Linda Kennon, a receptionist at the Natchez Veterinary Clinic, adopted the blood donor dog from the Humane Society three years ago and named her Pink.
When Kennon saw Blossom in such need Friday, she offered up the services of Pink and her blood.
“Pink was also emaciated and suffering from a horrible skin condition when she was brought to the shelter. She had no hair. She was this pink shriveled up dog with big blue eyes. I fell in love with her and adopted her,” Kennon said.
Thanks to that blood transfusion, Hickman said Blossom is no longer in critical condition, but is stable, able to stand for short periods of time and has eaten a little.
“She’s doing much better. After the blood transfusion, her gums are pink instead of white,” Hickman said. “She has a long way to go, but she’s stable now.”
Hickman said Blossom hadn’t been fed and had intestinal parasites. In addition, someone had tried to clip Blossom’s ears at home and botched the job. Blossom’s ears are infected.
“We didn’t do a lot of cleaning them up today. We’ll do more of that once she’s feeling better,” Hickman said. “This dog is so sweet. She has a great attitude, even though she’s not feeling well.”

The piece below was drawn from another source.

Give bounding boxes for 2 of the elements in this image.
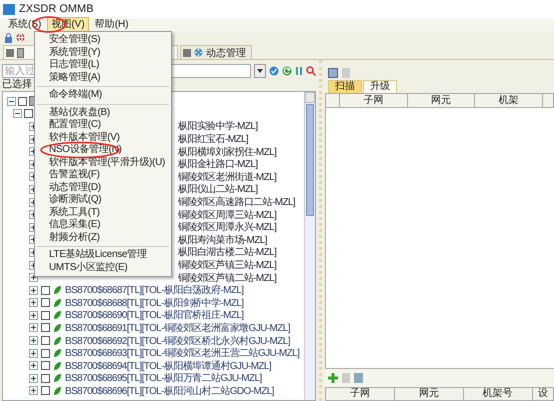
selection-label: 已选择 — [2, 78, 33, 91]
window-title: ZXSDR OMMB — [19, 3, 94, 15]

Hickman said she will remain at the clinic over the weekend, but should be able to go into foster care as early as Monday. After foster care, Blossom will need a loving forever home.
Blossom’s veterinary care needs will be extensive and expensive, and the Humane Society has set up a fund at Natchez Veterinary Clinic for those who may wish to donate to help fund Blossom’s care.
“We are going to keep the account open at the clinic and call it Blossom’s fund. Any funds that come in will be used to help treat other animals that come to the Natchez Humane Society needing treatment,” Wees said.
“Blossom has clearly been abused, straight up. She was not just neglected. I would just say with everything she’s been through, it’s a real testament to her spirit that she wags her tail when she sees us. And that’s why we do what we do.”